Tout est annoncé dans l’extrême diversité visuelle de cette ouverture : tantôt une animation naïve, puis une série de plans portraits sous forme d’interviews pour la teneur « documentaire » du film, et enfin une caméra tellement collée au visage de l’acteur qu’elle semble vouloir lui arracher l’âme. Le bazar visuel annoncé tient toutes ses promesses, puisqu’à aucun moment le film ne parviendra à s’affranchir de ses manières visuelles arty, plans de coupes dramatiques, alternant avec des visions aériennes et « poétiques » de l’environnement du lycée et de la ville. Ajoutée à cela une incessante voix-off du personnage de Brody, divaguant sur le sens des choses et déclamant de mauvais vers, et des flash-back de son enfance en sépia (car c’est bien connu, le passé est en sépia !).
Cet excès de couleurs, de lumières et de plans n’a pas d’autres but que de camoufler un film, qui s’il se veut engagé et percutant, n’a strictement rien à dire. Le projet est apparemment de dénoncer tout azimut un système scolaire américain public au bord de l’implosion, où les élèves ne sont plus que des cas sociaux placés en garderie au lycée, et dont les professeurs seraient devenus des punching-ball.. Soit.
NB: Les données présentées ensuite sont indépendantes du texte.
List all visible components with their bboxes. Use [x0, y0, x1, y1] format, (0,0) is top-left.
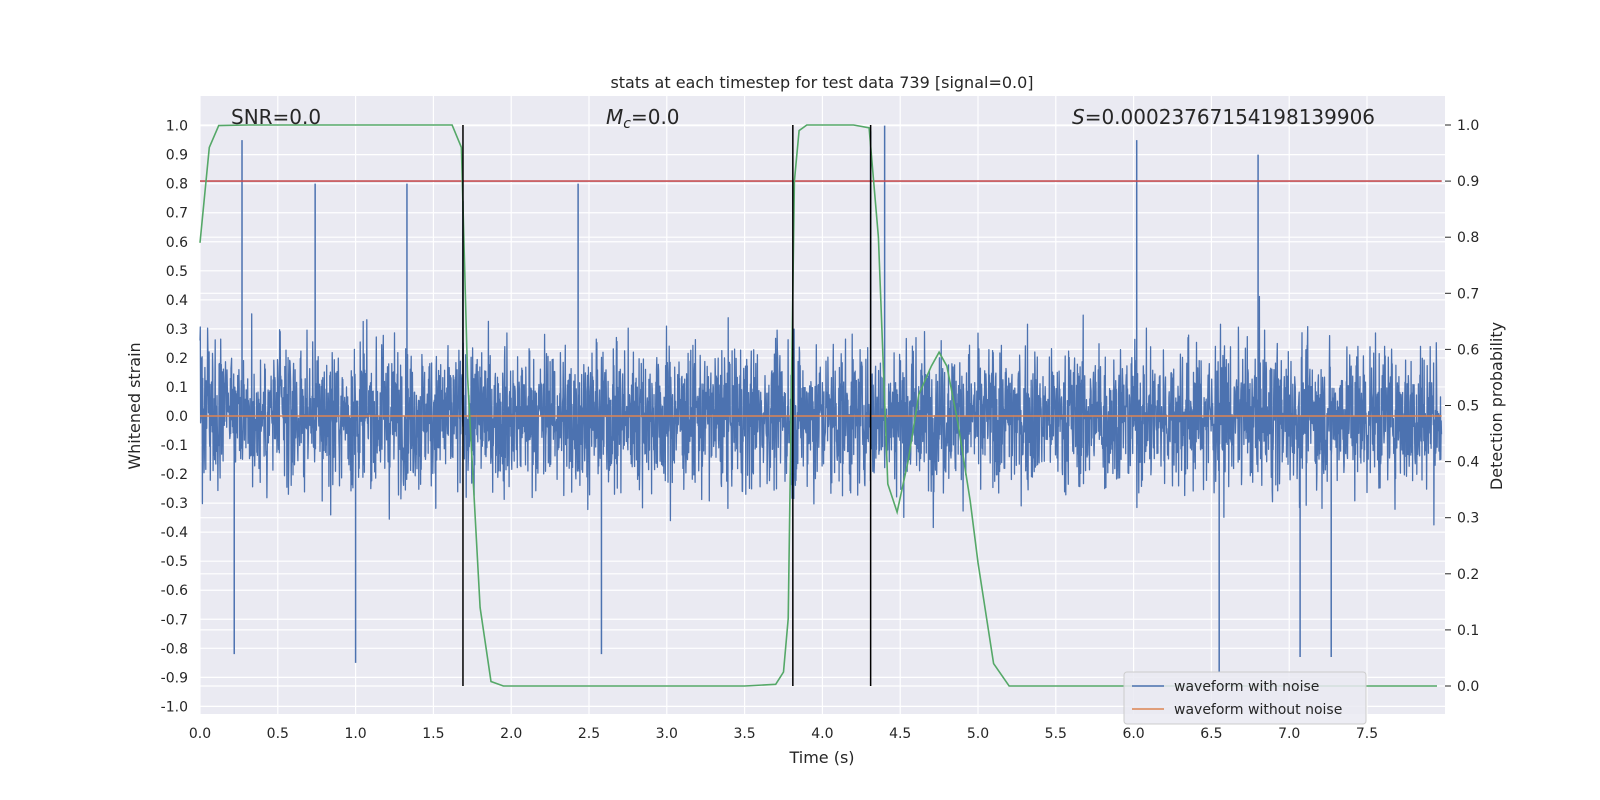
y2-tick-label: 0.5	[1457, 399, 1479, 415]
x-tick-label: 0.0	[189, 726, 211, 742]
x-tick-label: 3.0	[656, 726, 678, 742]
x-tick-label: 2.0	[500, 726, 522, 742]
y-tick-label: -0.3	[161, 496, 188, 512]
y2-tick-label: 0.2	[1457, 567, 1479, 583]
y2-tick-label: 1.0	[1457, 118, 1479, 134]
y-tick-label: 1.0	[166, 119, 188, 135]
x-tick-label: 6.0	[1122, 726, 1144, 742]
y2-tick-label: 0.3	[1457, 511, 1479, 527]
y-tick-label: -0.7	[161, 612, 188, 628]
y2-axis-label: Detection probability	[1487, 322, 1506, 490]
x-tick-label: 7.0	[1278, 726, 1300, 742]
y-tick-label: -0.4	[161, 525, 188, 541]
y2-tick-label: 0.9	[1457, 174, 1479, 190]
x-tick-label: 2.5	[578, 726, 600, 742]
series-lines	[199, 124, 1442, 687]
mc-symbol: M	[606, 105, 623, 129]
x-tick-label: 7.5	[1356, 726, 1378, 742]
y-tick-label: 0.2	[166, 351, 188, 367]
x-axis-label: Time (s)	[788, 748, 854, 767]
legend-box	[1123, 671, 1367, 725]
y2-tick-label: 0.6	[1457, 342, 1479, 358]
x-tick-label: 1.5	[422, 726, 444, 742]
y-tick-label: -0.8	[161, 641, 188, 657]
mc-value: =0.0	[631, 105, 680, 129]
chart-title: stats at each timestep for test data 739…	[610, 73, 1033, 92]
y-tick-label: 0.0	[166, 409, 188, 425]
x-tick-label: 5.5	[1045, 726, 1067, 742]
y-tick-label: 0.3	[166, 322, 188, 338]
y2-tick-label: 0.4	[1457, 455, 1479, 471]
x-tick-label: 5.0	[967, 726, 989, 742]
s-annotation: S=0.00023767154198139906	[1072, 105, 1375, 129]
y2-tick-label: 0.8	[1457, 230, 1479, 246]
legend-label-clean: waveform without noise	[1174, 702, 1342, 718]
y-tick-label: -0.6	[161, 583, 188, 599]
y-tick-label: 0.7	[166, 206, 188, 222]
vertical-markers	[462, 125, 872, 686]
x-tick-label: 6.5	[1200, 726, 1222, 742]
x-tick-label: 4.5	[889, 726, 911, 742]
legend: waveform with noise waveform without noi…	[1123, 671, 1367, 725]
y-tick-label: 0.1	[166, 380, 188, 396]
x-tick-label: 4.0	[811, 726, 833, 742]
y-tick-label: -0.1	[161, 438, 188, 454]
x-tick-label: 1.0	[344, 726, 366, 742]
x-tick-label: 3.5	[733, 726, 755, 742]
detection-probability-line	[199, 124, 1437, 687]
noise-waveform-line	[199, 295, 1443, 529]
y-tick-label: 0.9	[166, 148, 188, 164]
s-value: =0.00023767154198139906	[1085, 105, 1375, 129]
y2-tick-label: 0.7	[1457, 286, 1479, 302]
y2-tick-label: 0.1	[1457, 623, 1479, 639]
chirp-mass-annotation: Mc=0.0	[606, 105, 680, 132]
y-tick-label: 0.5	[166, 264, 188, 280]
y-tick-label: -1.0	[161, 699, 188, 715]
y-tick-label: 0.6	[166, 235, 188, 251]
axis-ticks: 0.0 0.5 1.0 1.5 2.0 2.5 3.0 3.5 4.0 4.5 5.0 5.5 6.0 6…	[161, 118, 1480, 742]
y-tick-label: -0.2	[161, 467, 188, 483]
y-tick-label: 0.8	[166, 177, 188, 193]
mc-subscript: c	[623, 116, 631, 132]
snr-annotation: SNR=0.0	[231, 105, 321, 129]
s-symbol: S	[1072, 105, 1085, 129]
y-tick-label: -0.5	[161, 554, 188, 570]
y-tick-label: 0.4	[166, 293, 188, 309]
y-axis-label: Whitened strain	[125, 342, 144, 469]
y-tick-label: -0.9	[161, 670, 188, 686]
legend-label-noise: waveform with noise	[1174, 679, 1319, 695]
x-tick-label: 0.5	[267, 726, 289, 742]
y2-tick-label: 0.0	[1457, 679, 1479, 695]
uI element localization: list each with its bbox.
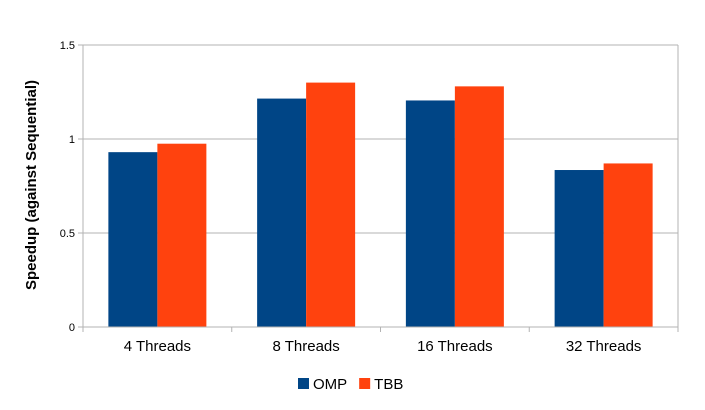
legend-label: TBB (374, 376, 403, 393)
bar-omp-2 (257, 98, 307, 327)
y-axis-label: Speedup (against Sequential) (23, 80, 40, 290)
y-tick-label: 1.5 (60, 40, 75, 52)
bar-omp-4 (554, 170, 604, 327)
bar-tbb-1 (157, 143, 207, 327)
bar-tbb-4 (603, 163, 653, 327)
legend-item-omp: OMP (298, 376, 347, 393)
y-tick-label: 0 (69, 322, 75, 334)
x-tick-labels: 4 Threads 8 Threads 16 Threads 32 Threads (124, 338, 642, 355)
y-tick-label: 0.5 (60, 228, 75, 240)
legend: OMP TBB (298, 376, 403, 393)
x-tick-label: 16 Threads (417, 338, 493, 355)
legend-swatch (298, 378, 309, 389)
x-tick-label: 8 Threads (272, 338, 339, 355)
bar-omp-1 (108, 152, 158, 327)
bar-tbb-3 (454, 86, 504, 327)
bar-tbb-2 (306, 82, 356, 327)
legend-label: OMP (313, 376, 347, 393)
y-tick-label: 1 (69, 134, 75, 146)
bars (108, 82, 653, 328)
axes (78, 45, 679, 332)
bar-omp-3 (405, 100, 455, 328)
x-tick-label: 4 Threads (124, 338, 191, 355)
y-tick-labels: 0 0.5 1 1.5 (60, 40, 75, 334)
legend-item-tbb: TBB (359, 376, 403, 393)
legend-swatch (359, 378, 371, 389)
x-tick-label: 32 Threads (566, 338, 642, 355)
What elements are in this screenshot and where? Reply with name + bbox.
Quant bien même le constat serait aussi accablant, il manque au film une inscription dans un environnement (où sommes nous ? dans quel état ?), une cohérence dans la mise en fiction de l’état des lieux, et évidemment un tant soit peu de cohérence scénaristique.
Le film s’intéresse à tout sauf à son sujet, tourne autour avec de jolis cache-misères sans jamais s’y frotter, refusant d’affronter le véritable sujet, épineux et complexe, de l’éducation. Le symptome finalement d’un scénario qui n’a à partager que des banalités sans noms, ou alors de soi-disant vérités rances jamais testées dans un véritable projet de cinéma.
Le professeur joué par Brody (également producteur du film), est une sorte de saint, accumulant des épreuves plus outrancières les unes que les autres (mère suicidée, grand-père mourant et sénile se révélant être pédophile…), charriant partout sa générosité de pacotille, jusqu’à ramasser une jeune prostituée dans la rue pour lui offrir le gite, le couvert et une certaine hygiène de vie… Le film déroule ainsi des scénes sans continuité narrative, jusqu’au drame final, aussi attendu que grotesque. Une pléiade d’acteurs viennent ajouter au ridicule de l’affaire, de James Caan à Lucy Lui, en passant par Marcia Gay Harden, tous aussi hystériques que cabotineurs. Du grand-guignol au pathétique, Detachment ne n’épargne rien mais n’appelle aucune indulgence tant il se croit intéressant.